Algorítmos: algozes ou aliados?

Imaginar o mundo sem computadores é impossível. Hoje, carregamos computadores pessoais nos bolsos, que por um acaso podem, de vez em quando, ser usados para fazer as obsoletas ligações telefônicas. Essa sociedade hiperconectada fez com que a tecnologia evoluísse para atender aos interesses do mercado que ela mesma criou. Reconhecimento facial, de digitais, predição de palavras a serem digitadas para fazer o processo de escrita mais fluido, e aprendizado das nossas preferências pelas máquinas não são nem percebidos como algo extraordinário hoje em dia. Tudo isso foi trazido pela evolução dos algorítmos, modelos matemáticos usados na programação de computadores, e uma ilustre filha desse processo… A Inteligência Artificial, ou IA como muitos chamam.  Mas seria essa dependência de dispositivos que “pensam” por nós uma evolução ou o risco de um retrocesso? Pergunto isso porque, muitos dos sistemas, rastreiam nosso comportamento e procuram, com base nele, tornar a procura mais rápida, mesmo quando não há interesse comercial, oferecendo logo o que eles acham que queremos. Quem nunca pesquisou alguma coisa na internet e, de repente, começou a receber mensagens sobre o assunto, que atire a primeira pedra. Essa tendência a oferecer só o que queremos, estaria nos levando para uma forma, diria, monocromática de ver o mundo? Estaríamos sendo expostos só ao que conhecemos ou procuramos, sem acesso ao novo? Perguntei a Gustavo Ioschpe, fundador e CEO da Big Data, empresa que transforma dados em inteligência artificial para aplicações de venda, e ele acha que não é esse o caminho. Para ele, IAs bem construídas vão oferecer algo dentro do que a pessoa sempre procura mas, também com base nessa preferências, extrapolar para a proposta de novas experiências.

Reconhecimento Facial

Outro ponto que tem trazido muita discussão é o uso de inteligência artificial em sistemas de segurança como, por exemplo, nos que usam reconhecimento facial e são muito comemorados como a última milha, mesmo com diversos casos pelo mundo que apontam para um possível racismo dos sistemas. Outro dia, por exemplo, um ator negro americano apareceu como um suspeito de uma chacina no Ceará, vocês devem lembrar do caso. Por conta disso conversei com Thoran Rodrigues, CEO de outra empresa de tecnologia de dados, a BigDataCorp. Ele destacou que essa é uma tecnologia em maturação, e que há formas de minimizar essas falhas. Segundo ele, a escolha de bancos de dados que representem melhor as populações onde o sistema vai ser usado pode minimizar o problema, mas zerar, é fato, será praticamente impossível.

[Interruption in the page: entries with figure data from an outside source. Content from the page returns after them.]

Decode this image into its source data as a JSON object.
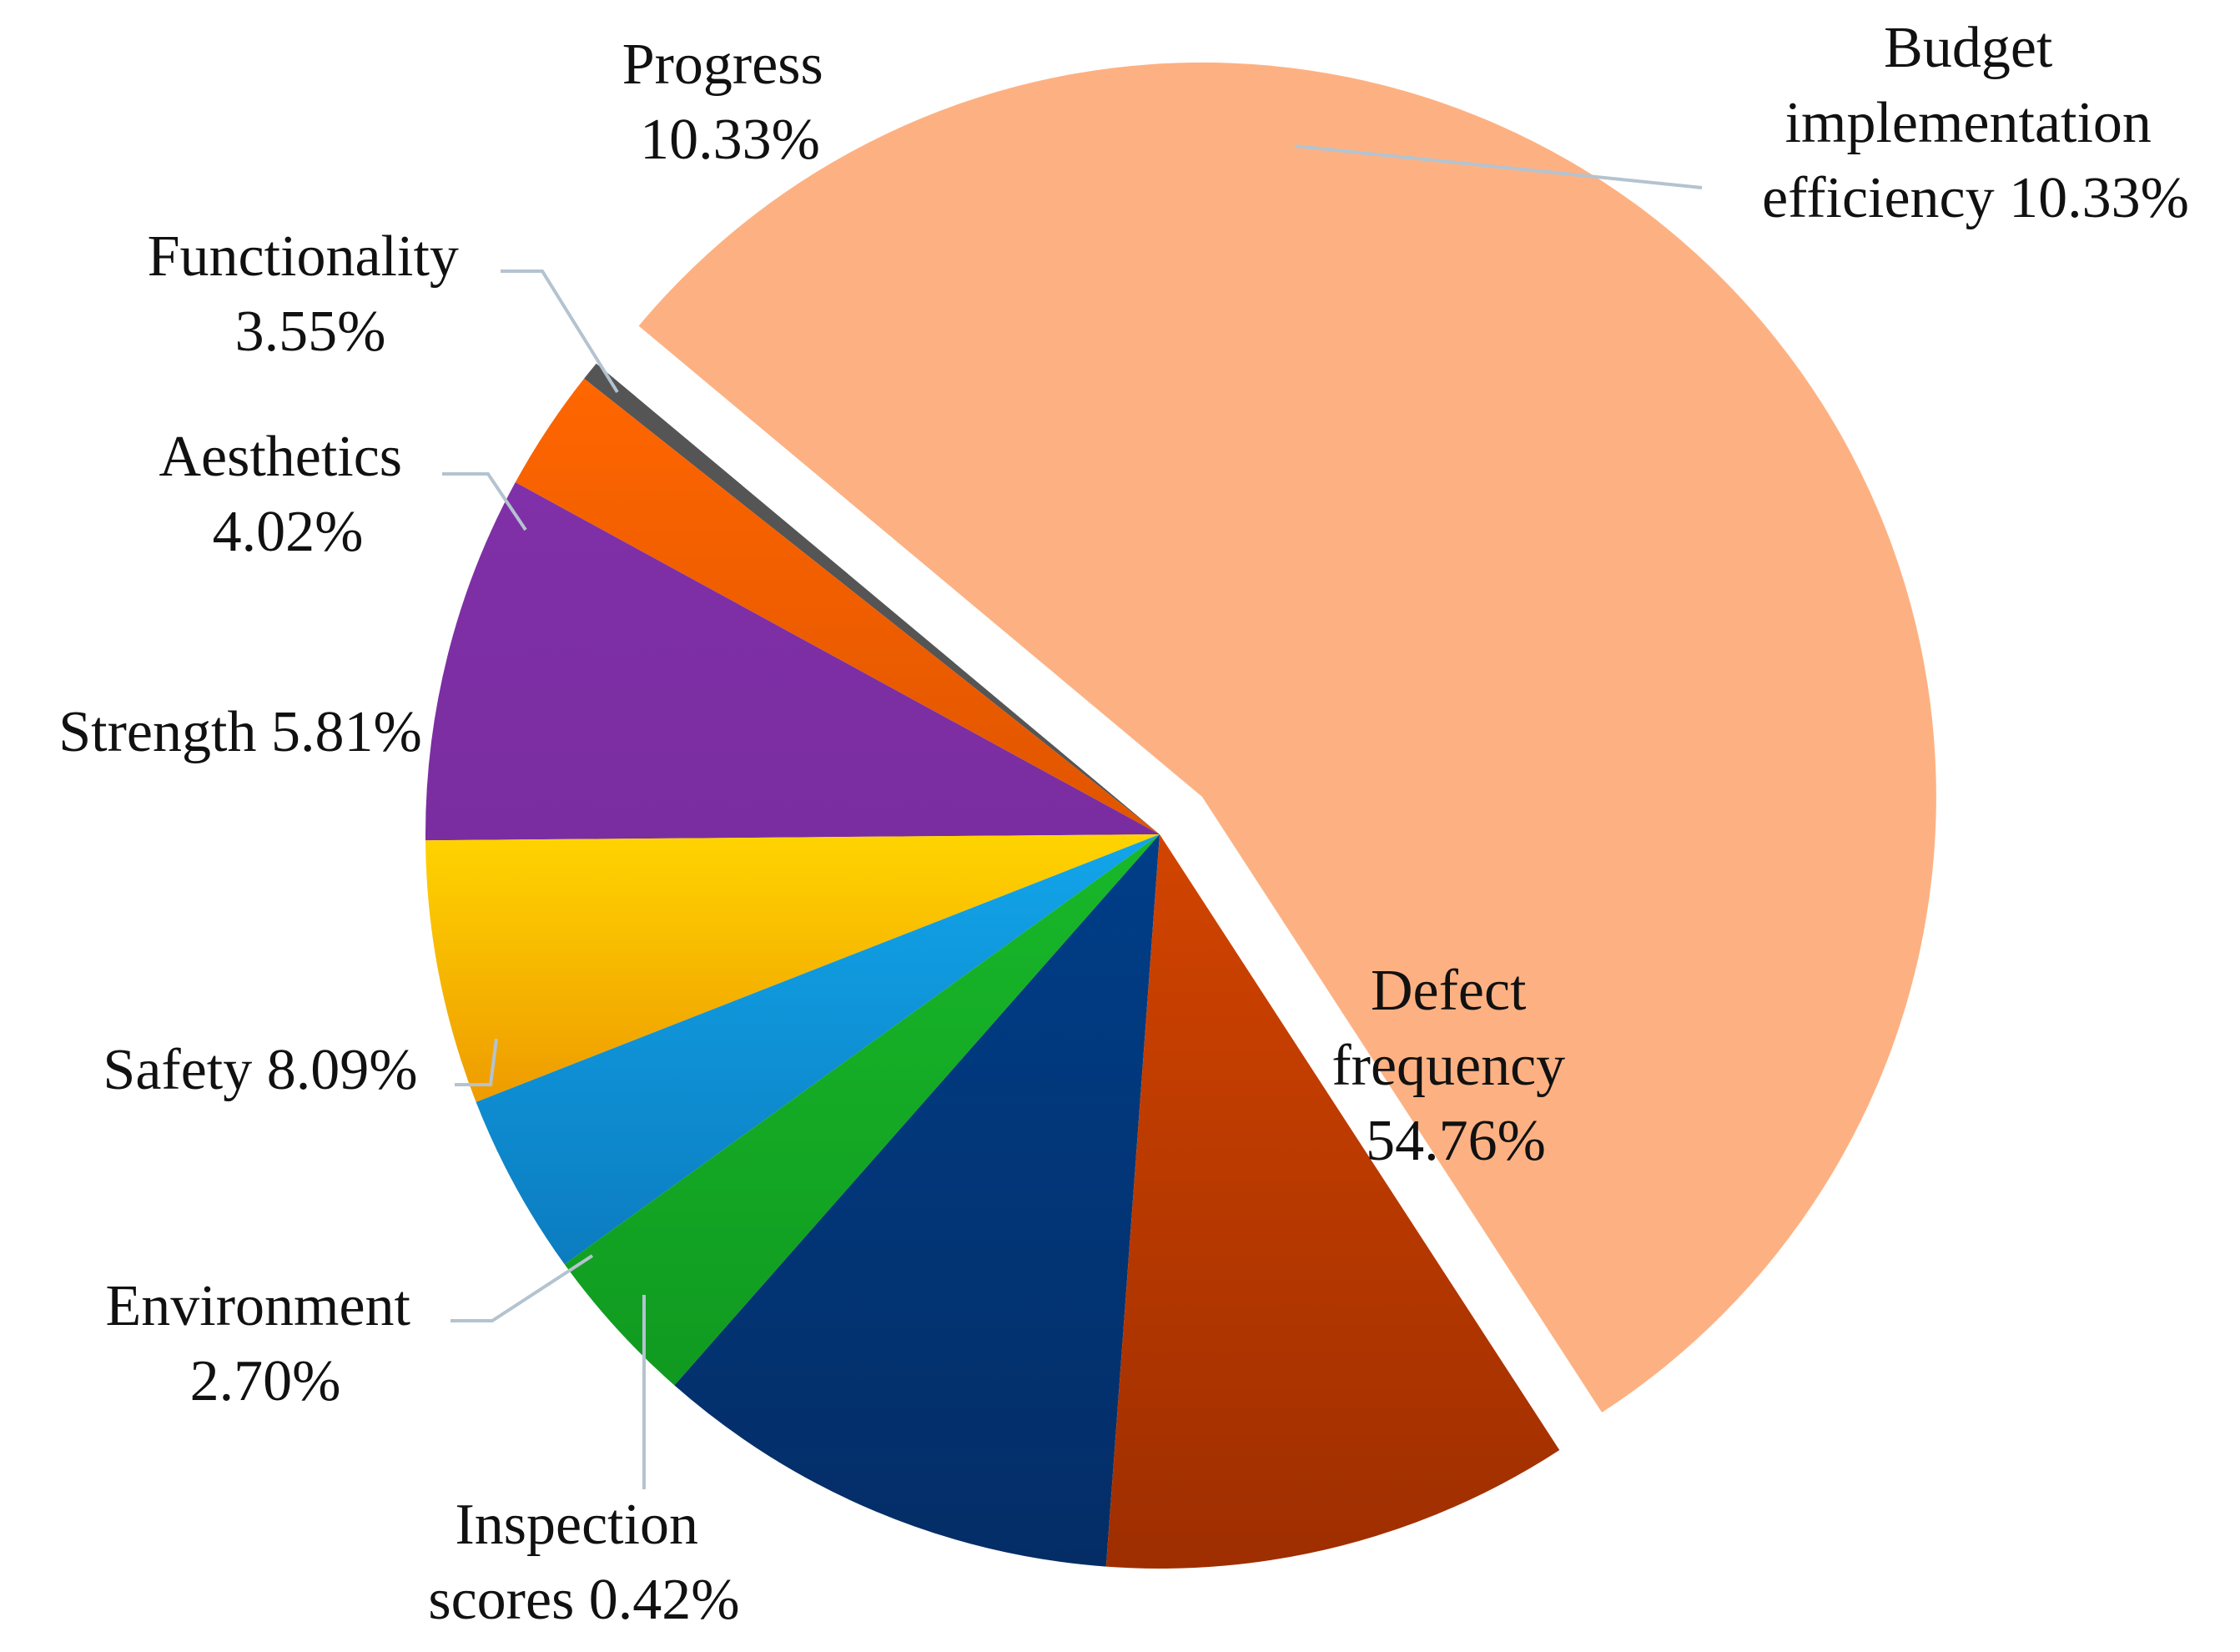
{
  "chart_data": {
    "type": "pie",
    "slices": [
      {
        "name": "Defect frequency",
        "label": "54.76%",
        "value": 54.76,
        "color": "#FDB182",
        "exploded": true
      },
      {
        "name": "Inspection scores",
        "label": "0.42%",
        "value": 0.42,
        "color": "#555555"
      },
      {
        "name": "Environment",
        "label": "2.70%",
        "value": 2.7,
        "color": "#FF6600",
        "color2": "#E05500"
      },
      {
        "name": "Safety",
        "label": "8.09%",
        "value": 8.09,
        "color": "#8030A8",
        "color2": "#7A2DA0"
      },
      {
        "name": "Strength",
        "label": "5.81%",
        "value": 5.81,
        "color": "#FFD400",
        "color2": "#EE9B00"
      },
      {
        "name": "Aesthetics",
        "label": "4.02%",
        "value": 4.02,
        "color": "#12A5EA",
        "color2": "#0C7CC0"
      },
      {
        "name": "Functionality",
        "label": "3.55%",
        "value": 3.55,
        "color": "#18B82A",
        "color2": "#109A20"
      },
      {
        "name": "Progress",
        "label": "10.33%",
        "value": 10.33,
        "color": "#003E88",
        "color2": "#042D66"
      },
      {
        "name": "Budget implementation efficiency",
        "label": "10.33%",
        "value": 10.33,
        "color": "#D24400",
        "color2": "#9E2E00"
      }
    ]
  },
  "labels": {
    "defect": [
      "Defect",
      "frequency",
      "54.76%"
    ],
    "inspection": [
      "Inspection",
      "scores 0.42%"
    ],
    "environment": [
      "Environment",
      "2.70%"
    ],
    "safety": [
      "Safety 8.09%"
    ],
    "strength": [
      "Strength 5.81%"
    ],
    "aesthetics": [
      "Aesthetics",
      "4.02%"
    ],
    "functionality": [
      "Functionality",
      "3.55%"
    ],
    "progress": [
      "Progress",
      "10.33%"
    ],
    "budget": [
      "Budget",
      "implementation",
      "efficiency 10.33%"
    ]
  }
}
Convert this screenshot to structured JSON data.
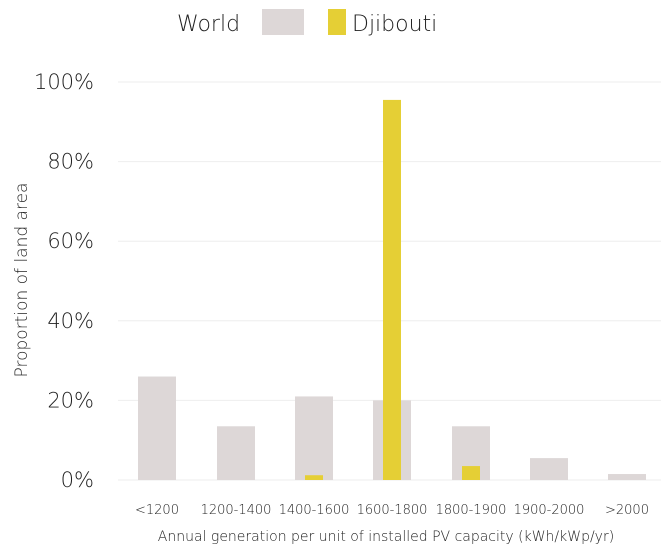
{
  "chart_data": {
    "type": "bar",
    "categories": [
      "<1200",
      "1200-1400",
      "1400-1600",
      "1600-1800",
      "1800-1900",
      "1900-2000",
      ">2000"
    ],
    "series": [
      {
        "name": "World",
        "values": [
          26,
          13.5,
          21,
          20,
          13.5,
          5.5,
          1.5
        ],
        "color": "#ddd7d7"
      },
      {
        "name": "Djibouti",
        "values": [
          0,
          0,
          1.2,
          95.5,
          3.5,
          0,
          0
        ],
        "color": "#e5cf35"
      }
    ],
    "xlabel": "Annual generation per unit of installed PV capacity (kWh/kWp/yr)",
    "ylabel": "Proportion of land area",
    "ylim": [
      0,
      100
    ],
    "yticks": [
      "0%",
      "20%",
      "40%",
      "60%",
      "80%",
      "100%"
    ],
    "grid": true,
    "legend_position": "top"
  }
}
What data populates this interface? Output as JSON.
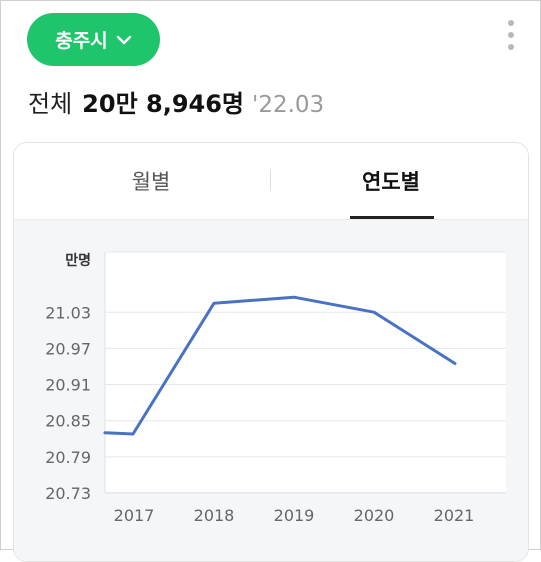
{
  "region_selector": {
    "label": "충주시"
  },
  "summary": {
    "label": "전체",
    "value": "20만 8,946명",
    "date": "'22.03"
  },
  "tabs": [
    {
      "label": "월별",
      "active": false
    },
    {
      "label": "연도별",
      "active": true
    }
  ],
  "chart_data": {
    "type": "line",
    "unit_label": "만명",
    "x": [
      "2016-12",
      "2017-03",
      "2018",
      "2019",
      "2020",
      "2021"
    ],
    "categories": [
      "2017",
      "2018",
      "2019",
      "2020",
      "2021"
    ],
    "yticks": [
      "21.03",
      "20.97",
      "20.91",
      "20.85",
      "20.79",
      "20.73"
    ],
    "ylim": [
      20.73,
      21.13
    ],
    "series": [
      {
        "values": [
          20.83,
          20.828,
          21.045,
          21.055,
          21.03,
          20.945
        ]
      }
    ],
    "grid": true,
    "colors": {
      "line": "#4a72c4"
    }
  }
}
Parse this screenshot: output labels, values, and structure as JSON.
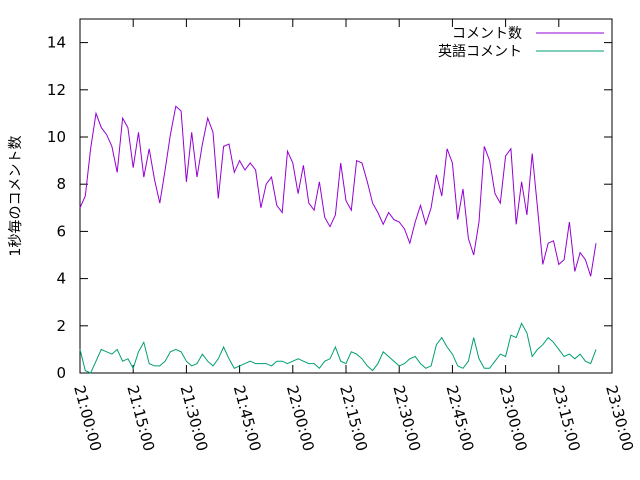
{
  "chart_data": {
    "type": "line",
    "title": "",
    "xlabel": "",
    "ylabel": "1秒毎のコメント数",
    "ylim": [
      0,
      15
    ],
    "xlim": [
      "21:00:00",
      "23:30:00"
    ],
    "yticks": [
      0,
      2,
      4,
      6,
      8,
      10,
      12,
      14
    ],
    "xticks": [
      "21:00:00",
      "21:15:00",
      "21:30:00",
      "21:45:00",
      "22:00:00",
      "22:15:00",
      "22:30:00",
      "22:45:00",
      "23:00:00",
      "23:15:00",
      "23:30:00"
    ],
    "legend_position": "top-right",
    "grid": false,
    "x": [
      "21:00:00",
      "21:01:30",
      "21:03:00",
      "21:04:30",
      "21:06:00",
      "21:07:30",
      "21:09:00",
      "21:10:30",
      "21:12:00",
      "21:13:30",
      "21:15:00",
      "21:16:30",
      "21:18:00",
      "21:19:30",
      "21:21:00",
      "21:22:30",
      "21:24:00",
      "21:25:30",
      "21:27:00",
      "21:28:30",
      "21:30:00",
      "21:31:30",
      "21:33:00",
      "21:34:30",
      "21:36:00",
      "21:37:30",
      "21:39:00",
      "21:40:30",
      "21:42:00",
      "21:43:30",
      "21:45:00",
      "21:46:30",
      "21:48:00",
      "21:49:30",
      "21:51:00",
      "21:52:30",
      "21:54:00",
      "21:55:30",
      "21:57:00",
      "21:58:30",
      "22:00:00",
      "22:01:30",
      "22:03:00",
      "22:04:30",
      "22:06:00",
      "22:07:30",
      "22:09:00",
      "22:10:30",
      "22:12:00",
      "22:13:30",
      "22:15:00",
      "22:16:30",
      "22:18:00",
      "22:19:30",
      "22:21:00",
      "22:22:30",
      "22:24:00",
      "22:25:30",
      "22:27:00",
      "22:28:30",
      "22:30:00",
      "22:31:30",
      "22:33:00",
      "22:34:30",
      "22:36:00",
      "22:37:30",
      "22:39:00",
      "22:40:30",
      "22:42:00",
      "22:43:30",
      "22:45:00",
      "22:46:30",
      "22:48:00",
      "22:49:30",
      "22:51:00",
      "22:52:30",
      "22:54:00",
      "22:55:30",
      "22:57:00",
      "22:58:30",
      "23:00:00",
      "23:01:30",
      "23:03:00",
      "23:04:30",
      "23:06:00",
      "23:07:30",
      "23:09:00",
      "23:10:30",
      "23:12:00",
      "23:13:30",
      "23:15:00",
      "23:16:30",
      "23:18:00",
      "23:19:30",
      "23:21:00",
      "23:22:30",
      "23:24:00",
      "23:25:30"
    ],
    "series": [
      {
        "name": "コメント数",
        "color": "#9400d3",
        "values": [
          7.0,
          7.5,
          9.5,
          11.0,
          10.4,
          10.1,
          9.6,
          8.5,
          10.8,
          10.4,
          8.7,
          10.2,
          8.3,
          9.5,
          8.2,
          7.2,
          8.6,
          10.1,
          11.3,
          11.1,
          8.1,
          10.2,
          8.3,
          9.7,
          10.8,
          10.2,
          7.4,
          9.6,
          9.7,
          8.5,
          9.0,
          8.6,
          8.9,
          8.6,
          7.0,
          8.0,
          8.3,
          7.1,
          6.8,
          9.4,
          8.9,
          7.6,
          8.8,
          7.2,
          6.9,
          8.1,
          6.6,
          6.2,
          6.7,
          8.9,
          7.3,
          6.9,
          9.0,
          8.9,
          8.1,
          7.2,
          6.8,
          6.3,
          6.8,
          6.5,
          6.4,
          6.1,
          5.5,
          6.4,
          7.1,
          6.3,
          7.0,
          8.4,
          7.5,
          9.5,
          8.9,
          6.5,
          7.8,
          5.7,
          5.0,
          6.4,
          9.6,
          9.0,
          7.6,
          7.2,
          9.2,
          9.5,
          6.3,
          8.1,
          6.7,
          9.3,
          7.0,
          4.6,
          5.5,
          5.6,
          4.6,
          4.8,
          6.4,
          4.3,
          5.1,
          4.8,
          4.1,
          5.5
        ]
      },
      {
        "name": "英語コメント",
        "color": "#009e73",
        "values": [
          1.0,
          0.1,
          0.0,
          0.5,
          1.0,
          0.9,
          0.8,
          1.0,
          0.5,
          0.6,
          0.2,
          0.9,
          1.3,
          0.4,
          0.3,
          0.3,
          0.5,
          0.9,
          1.0,
          0.9,
          0.5,
          0.3,
          0.4,
          0.8,
          0.5,
          0.3,
          0.6,
          1.1,
          0.6,
          0.2,
          0.3,
          0.4,
          0.5,
          0.4,
          0.4,
          0.4,
          0.3,
          0.5,
          0.5,
          0.4,
          0.5,
          0.6,
          0.5,
          0.4,
          0.4,
          0.2,
          0.5,
          0.6,
          1.1,
          0.5,
          0.4,
          0.9,
          0.8,
          0.6,
          0.3,
          0.1,
          0.4,
          0.9,
          0.7,
          0.5,
          0.3,
          0.4,
          0.6,
          0.7,
          0.4,
          0.2,
          0.3,
          1.2,
          1.5,
          1.1,
          0.8,
          0.3,
          0.2,
          0.5,
          1.5,
          0.6,
          0.2,
          0.2,
          0.5,
          0.8,
          0.7,
          1.6,
          1.5,
          2.1,
          1.7,
          0.7,
          1.0,
          1.2,
          1.5,
          1.3,
          1.0,
          0.7,
          0.8,
          0.6,
          0.8,
          0.5,
          0.4,
          1.0
        ]
      }
    ]
  }
}
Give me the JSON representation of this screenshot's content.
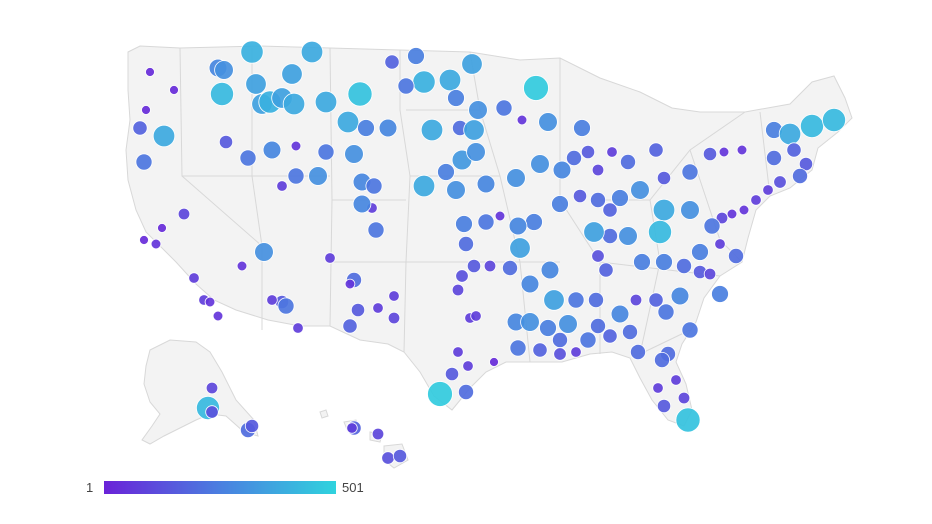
{
  "map": {
    "legend": {
      "min_label": "1",
      "max_label": "501",
      "color_low": "#6a22d8",
      "color_mid": "#4a7fe0",
      "color_high": "#2fd3de"
    },
    "colors": {
      "land": "#f3f3f3",
      "border": "#d8d8d8",
      "marker_stroke": "#ffffff"
    }
  }
}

Outra forma de reduzir erros é evitar usar nos perfis dos bancos de dados aspectos que levem à discriminação. Ele citou como exemplo os sistemas de análise de crédito americanos, em que o bairro onde a pessoa analisada mora não é levado em conta, pois por lá, dizer que mora em determinados bairros pode levar à discriminação racial. Sem dúvida, o assunto é polêmico, mas o fato é que não podemos retroceder. A sociedade tem que discutir, de forma profunda a melhor maneira de usar a Inteligência Artificial, para que ela traga mais soluções do que problemas.